What do the EU results and Pirate Party mean for digital rights?

Stand back from the media frenzy concentrating on Labour’s woes for a moment, and ask yourself what these elections mean for digital rights.

Several parties that broadly supported digital rights concerns did well in this election, including, in the UK, UKIP and the Greens. The Liberal Democrats also had a fair showing.

Across Europe, the Green Party have been very supportive on patents, copyright and privacy, and gained in strength. ALDE, the Liberals, have also been helpful, and remained roughly as strong.

The two groups that have been most difficult to influence have been the traditional left and right parties, the PES and EPP. Both have suffered in the election. Between them, they are likely to continue to dominate the parliamentary agenda, but more digital rights-friendly voices are stronger.

But the biggest shock from a digital rights perspective is the election of the Swedish Pirate Party, with one representative, or two if the Lisbon Treaty is adopted. Their membership and votes have been boosted by the Pirate Bay trial, although they are separate organisations. The Open Rights Group’s perspective is rather different, but we welcome their election, because it will force a public debate on issues which of concern to us.

Politicians would be making a mistake to simply mock or ignore this new if eccentrically-named political force. The Pirate Party have shown that politicians can lose their jobs if they fail to defend our rights. They have demonstrated that young people want the public benefit from the new digital world. The Pirate Party have demonstrated that privacy rights and fair copyright systems matter to people enough to vote for them.

Their election will open up a debate about how well the public interest is served by our current copyright and patent laws. Their position is for a five year copyright term, and a file sharing exception. These are somewhat extreme positions – but the very respectable ‘cultural flat rate’ proposal might in practice be something similar to a payment made in exchange for a file sharing exception. And many copyright academics feel the economically optimal term for copyright is nearer 15 years than the life plus 70 years that most authored works can claim.

Many moderate reforms to copyright have been advocated by academic and groups like ORG and Consumer Focus – and resisted by rights holders in recent years.
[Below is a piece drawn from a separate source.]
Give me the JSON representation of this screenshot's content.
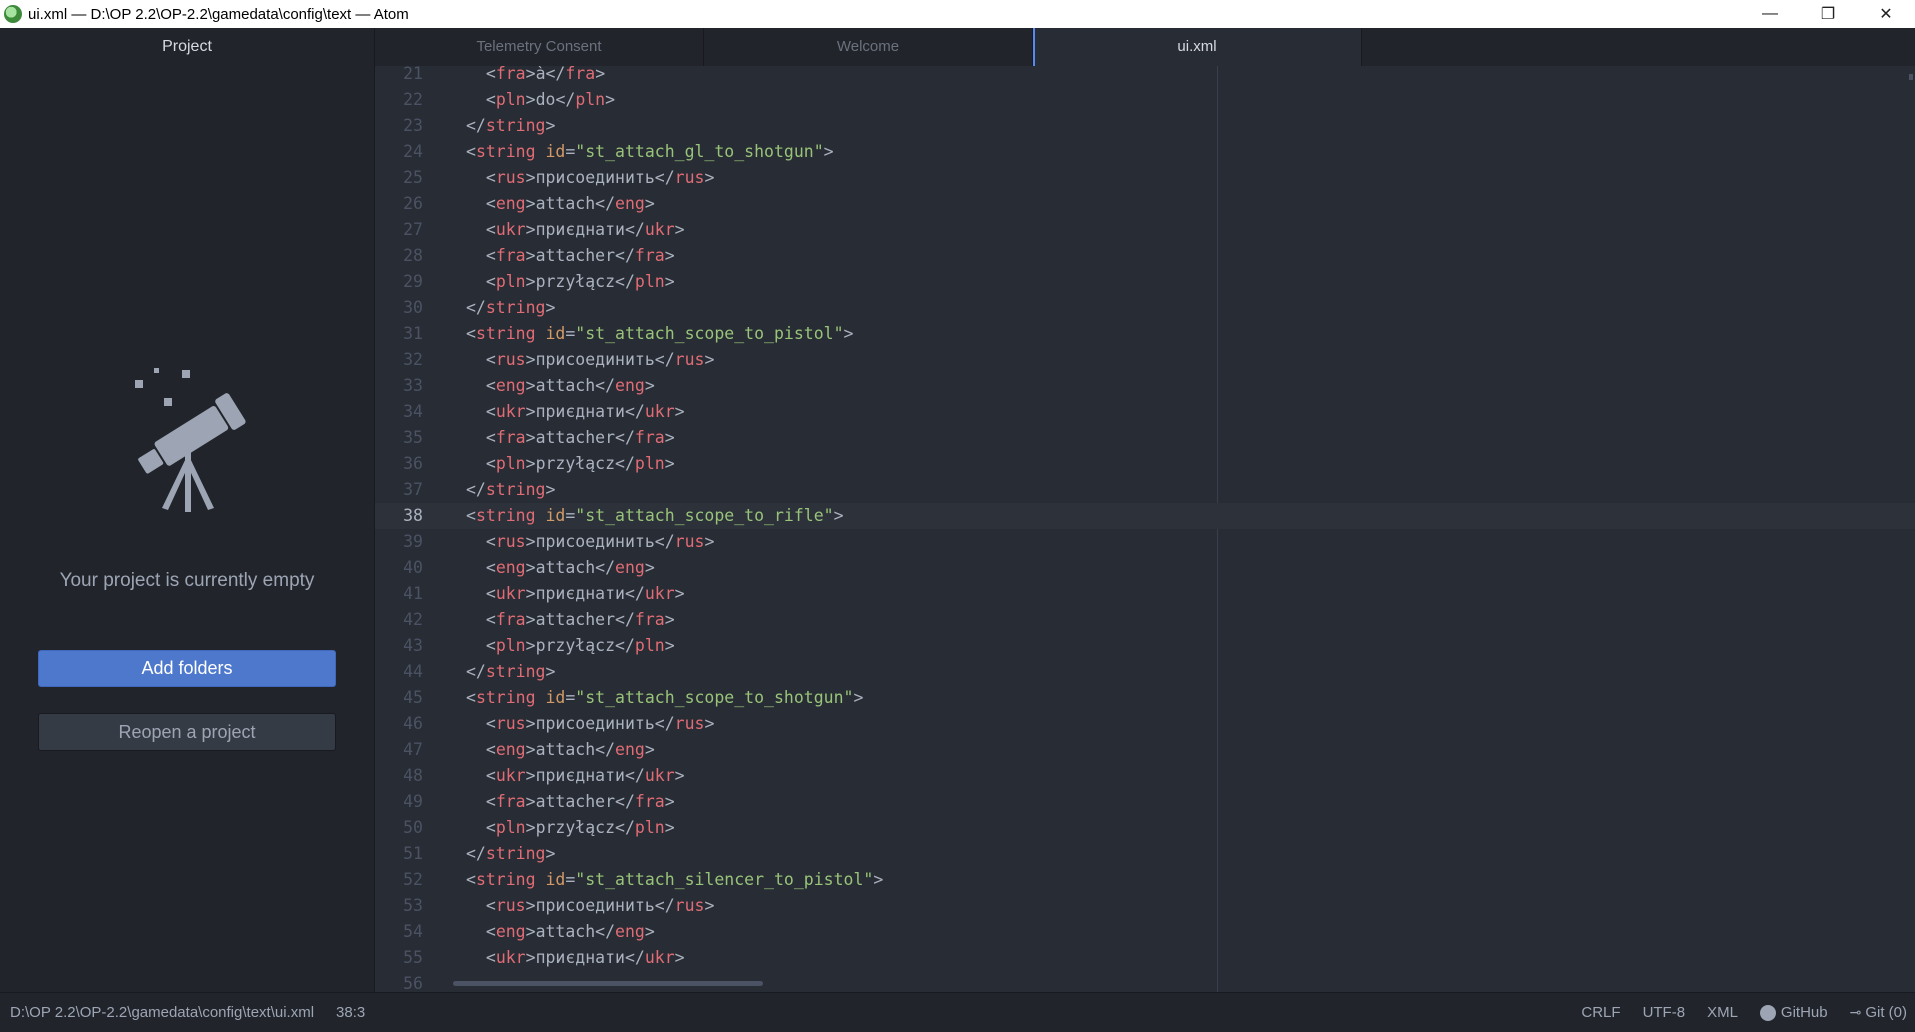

These include copyright ‘exceptions’ to give the blind the right to transform works into formats like Braille that they can understand, or the right for consumers in the UK to ‘format shift’ or create parodies of copyrighted works. We have also consistently argued for a sensible and balanced approach to copyright enforcement online. We can note that failing to take this concern seriously has led directly to the Pirate Party’s election.

The Pirate Party want patents abolished – they argue that public research would do a better job. There are good reasons to be skeptical about current patent laws, from prevention of distribution of drugs in the developing world, through the patenting of genes, to software patents. While the Open Rights Group does not want patents abolished, we are very critical of how these systems work in practice: they are in urgent need of reform.

The Pirate Party’s positions are great openings for a genuine debate about what copyright and patent laws are for. For once, we should expect the benefits to the public of ‘intellectual property’ laws to be forced into the centre ground, and be the subject of public discussion, rather than finding that the relatively narrow commercial consideration of the rights holders dominate an internalised policy debate within EU institutions.

Privacy concerns have also been strong a factor in their election. Sweden has seen resistance to implementing the Data Retention Directive, and the same link to protection of citizen’s interests has been made. These are serious debates, and by and large, existing political voices, with a few notable exceptions, have failed in their duty to protect our fundamental human rights.

The Pirate Party has made comparisons between its success and the first ‘Green’ breakthroughs to parliament, as a ‘single issue’ concern entering and changing political discourse. On one level, they are no doubt correct; but neither ‘digital rights’ nor ‘green politics’ is truly a single issue any more than ‘labour rights’; they are all fundamental re-examinations of the way we organise society.

For Greens, sustainability must change economics if the human race is to survive. For digital rights advocates, the information age can revolutionise democracy, culture and society, or, if technology and laws are misapplied, damage them severely. This is an over-arching, not niche concern, and building it into the work of European political groups can only be a good thing.